The data presented in this task is about the list of goods distributed among the washing equipment sellers. This data is a small piece of an integrated data warehouse with structured data. These data are one fact table and three dimension tables. The first dimension contains store information, which hierarchically includes branches and sub-branches of chain stores. The second dimension includes the information of various washing products, which is also hierarchical and includes all the details needed in the dishwasher, such as tablets and washing liquid, etc. The third dimension is related to the date data, which is presented weekly in this dataset. The fact, which is at the center of these three dimensions, includes the information related to the number, amount, value and other related data that is aggregated weekly.

Data Ingestion

In the data ingest stage, I presented the structure of the tables in the form of a query, which can lead to the creation of the table and the definition of the main key and the foreign key and the relationships between the tables.

At this stage, we have abbreviated the names of the table for simplicity

Data Exploration and Cleaning

In the clean data phase, I have done all 4 tables separately in 4 different Jupyter files with explanations and details of the cases.
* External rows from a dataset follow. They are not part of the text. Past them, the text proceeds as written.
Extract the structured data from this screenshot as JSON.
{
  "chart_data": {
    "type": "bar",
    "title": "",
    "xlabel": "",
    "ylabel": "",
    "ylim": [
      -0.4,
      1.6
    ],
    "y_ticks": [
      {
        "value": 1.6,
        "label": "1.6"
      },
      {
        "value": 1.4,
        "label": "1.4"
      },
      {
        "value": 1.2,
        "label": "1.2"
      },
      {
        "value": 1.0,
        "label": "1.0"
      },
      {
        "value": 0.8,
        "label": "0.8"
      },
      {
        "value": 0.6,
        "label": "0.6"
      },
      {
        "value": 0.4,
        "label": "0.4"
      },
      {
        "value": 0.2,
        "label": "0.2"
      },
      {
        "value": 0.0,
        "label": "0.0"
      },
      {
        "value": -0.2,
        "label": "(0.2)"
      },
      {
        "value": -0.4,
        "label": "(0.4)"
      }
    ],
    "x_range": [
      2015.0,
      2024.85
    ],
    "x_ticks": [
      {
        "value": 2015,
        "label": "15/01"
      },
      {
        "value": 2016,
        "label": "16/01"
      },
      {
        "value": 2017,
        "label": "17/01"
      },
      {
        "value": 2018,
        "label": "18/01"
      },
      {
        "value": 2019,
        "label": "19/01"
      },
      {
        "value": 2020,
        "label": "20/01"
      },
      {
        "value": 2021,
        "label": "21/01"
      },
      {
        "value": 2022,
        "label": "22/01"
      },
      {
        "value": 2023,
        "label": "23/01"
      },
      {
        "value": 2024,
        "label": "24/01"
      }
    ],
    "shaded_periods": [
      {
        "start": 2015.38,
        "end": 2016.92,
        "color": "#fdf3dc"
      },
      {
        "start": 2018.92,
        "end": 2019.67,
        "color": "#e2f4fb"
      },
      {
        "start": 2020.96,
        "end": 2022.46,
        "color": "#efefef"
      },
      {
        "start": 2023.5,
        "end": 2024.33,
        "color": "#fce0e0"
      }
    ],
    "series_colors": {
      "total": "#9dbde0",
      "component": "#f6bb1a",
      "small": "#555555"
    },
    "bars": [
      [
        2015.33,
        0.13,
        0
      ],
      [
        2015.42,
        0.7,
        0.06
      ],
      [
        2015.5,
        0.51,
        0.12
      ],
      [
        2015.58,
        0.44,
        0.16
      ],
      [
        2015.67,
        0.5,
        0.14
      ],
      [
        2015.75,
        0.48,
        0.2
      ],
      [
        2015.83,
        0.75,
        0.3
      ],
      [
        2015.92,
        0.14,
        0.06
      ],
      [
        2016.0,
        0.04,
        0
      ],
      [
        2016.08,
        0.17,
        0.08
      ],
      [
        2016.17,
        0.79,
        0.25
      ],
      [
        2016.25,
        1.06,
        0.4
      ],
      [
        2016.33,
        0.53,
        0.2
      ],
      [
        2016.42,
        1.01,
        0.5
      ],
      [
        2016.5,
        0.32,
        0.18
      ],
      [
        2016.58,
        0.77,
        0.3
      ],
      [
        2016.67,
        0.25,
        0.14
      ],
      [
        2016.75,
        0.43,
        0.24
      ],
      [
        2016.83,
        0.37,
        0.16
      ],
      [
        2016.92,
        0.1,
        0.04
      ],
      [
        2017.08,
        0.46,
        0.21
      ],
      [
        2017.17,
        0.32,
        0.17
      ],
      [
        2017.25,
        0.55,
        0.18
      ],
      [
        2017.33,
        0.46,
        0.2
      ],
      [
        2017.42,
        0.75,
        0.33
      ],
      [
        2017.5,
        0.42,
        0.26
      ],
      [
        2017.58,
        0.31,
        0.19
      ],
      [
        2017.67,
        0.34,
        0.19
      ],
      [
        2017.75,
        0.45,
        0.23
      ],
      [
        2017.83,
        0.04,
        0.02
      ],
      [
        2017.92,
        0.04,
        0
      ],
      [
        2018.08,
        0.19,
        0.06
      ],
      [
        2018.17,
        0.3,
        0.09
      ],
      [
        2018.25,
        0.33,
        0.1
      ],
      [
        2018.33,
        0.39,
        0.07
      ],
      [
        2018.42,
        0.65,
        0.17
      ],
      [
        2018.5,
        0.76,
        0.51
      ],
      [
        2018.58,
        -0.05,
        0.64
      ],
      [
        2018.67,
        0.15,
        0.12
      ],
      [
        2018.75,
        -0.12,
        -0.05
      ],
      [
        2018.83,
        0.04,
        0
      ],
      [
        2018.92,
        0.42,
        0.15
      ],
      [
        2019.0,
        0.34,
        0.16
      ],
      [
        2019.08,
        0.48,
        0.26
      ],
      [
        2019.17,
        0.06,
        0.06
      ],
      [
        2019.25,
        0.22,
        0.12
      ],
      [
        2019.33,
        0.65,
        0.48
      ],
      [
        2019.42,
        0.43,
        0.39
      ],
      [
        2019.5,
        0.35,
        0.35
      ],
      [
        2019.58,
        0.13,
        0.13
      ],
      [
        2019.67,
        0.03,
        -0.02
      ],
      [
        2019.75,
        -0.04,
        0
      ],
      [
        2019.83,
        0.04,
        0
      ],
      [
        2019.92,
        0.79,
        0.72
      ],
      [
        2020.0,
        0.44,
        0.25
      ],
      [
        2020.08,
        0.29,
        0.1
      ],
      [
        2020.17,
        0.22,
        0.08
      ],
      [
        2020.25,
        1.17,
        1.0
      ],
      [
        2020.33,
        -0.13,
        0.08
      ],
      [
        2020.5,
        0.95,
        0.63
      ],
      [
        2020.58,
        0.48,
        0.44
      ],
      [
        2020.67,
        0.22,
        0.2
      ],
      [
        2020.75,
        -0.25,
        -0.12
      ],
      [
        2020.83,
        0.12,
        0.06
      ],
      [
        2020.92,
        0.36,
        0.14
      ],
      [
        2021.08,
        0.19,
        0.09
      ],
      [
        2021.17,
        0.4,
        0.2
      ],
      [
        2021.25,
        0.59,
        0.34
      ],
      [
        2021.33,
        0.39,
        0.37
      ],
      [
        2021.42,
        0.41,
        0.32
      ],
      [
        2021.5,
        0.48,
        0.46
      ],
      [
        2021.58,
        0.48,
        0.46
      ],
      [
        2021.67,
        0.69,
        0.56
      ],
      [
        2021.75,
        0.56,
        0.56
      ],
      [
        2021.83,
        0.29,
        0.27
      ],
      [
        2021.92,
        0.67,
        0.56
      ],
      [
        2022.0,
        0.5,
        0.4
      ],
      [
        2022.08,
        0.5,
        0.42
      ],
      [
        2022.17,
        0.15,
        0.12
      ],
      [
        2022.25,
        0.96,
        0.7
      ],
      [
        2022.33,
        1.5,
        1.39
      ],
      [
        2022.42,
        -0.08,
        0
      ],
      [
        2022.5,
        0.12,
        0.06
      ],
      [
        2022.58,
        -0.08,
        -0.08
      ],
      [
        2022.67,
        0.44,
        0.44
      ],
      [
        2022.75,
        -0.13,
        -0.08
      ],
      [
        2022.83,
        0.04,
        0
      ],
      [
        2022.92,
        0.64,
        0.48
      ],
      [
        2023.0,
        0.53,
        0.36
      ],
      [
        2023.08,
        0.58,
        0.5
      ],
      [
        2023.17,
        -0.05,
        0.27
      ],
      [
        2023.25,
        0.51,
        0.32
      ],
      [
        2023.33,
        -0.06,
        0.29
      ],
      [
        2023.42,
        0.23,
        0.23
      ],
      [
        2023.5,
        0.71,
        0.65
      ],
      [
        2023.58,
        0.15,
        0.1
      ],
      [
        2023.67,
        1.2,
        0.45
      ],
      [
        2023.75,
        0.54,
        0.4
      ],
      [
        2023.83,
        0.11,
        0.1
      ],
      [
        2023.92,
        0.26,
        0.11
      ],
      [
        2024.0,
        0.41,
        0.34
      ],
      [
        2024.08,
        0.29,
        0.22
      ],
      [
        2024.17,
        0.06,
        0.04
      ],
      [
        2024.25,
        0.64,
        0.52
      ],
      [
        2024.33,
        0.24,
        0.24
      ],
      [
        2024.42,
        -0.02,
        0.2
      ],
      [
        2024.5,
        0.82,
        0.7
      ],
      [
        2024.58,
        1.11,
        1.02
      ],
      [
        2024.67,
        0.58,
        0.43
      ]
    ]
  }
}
As we know, in the transfer form stage, things like join and group buy are work tools. Best practices suggest that the best place for these tasks is at the stage of fetching data from the database, which here is skingrass. Because the databases are highly optimized, and on the other hand, it is better to perform these actions to reduce the amount of overhead in the remaining steps. In distributed and scaled systems, things like network overhead and bandwidth are important in this field. ​

Analysis

In the analysis stage, we sorted the data set according to date and in descending order, and using the possibility of Postgres interval, we compared the last four records with the four records of one year before. At this stage, there were many possible analyzes that we will ignore their implementation due to time constraints

Top Distribution

In the stage of choosing the best distributors, which is the stage of conclusion and exploitation, many models can be implemented. But unfortunately, due to lack of time, I don't have the opportunity to implement them. (Unfortunately, due to travel, I opened the task email two days later and missed the first two days). At this stage, the distributors can be examined regarding various cases. Or even the best-selling products can be specified. Another idea is to identify the most profitable products as well. Another idea is that according to the decrease in sales that was discovered from the analysis stage, the reasons for this decrease and the annual assessment of the sales of each company were investigated separately.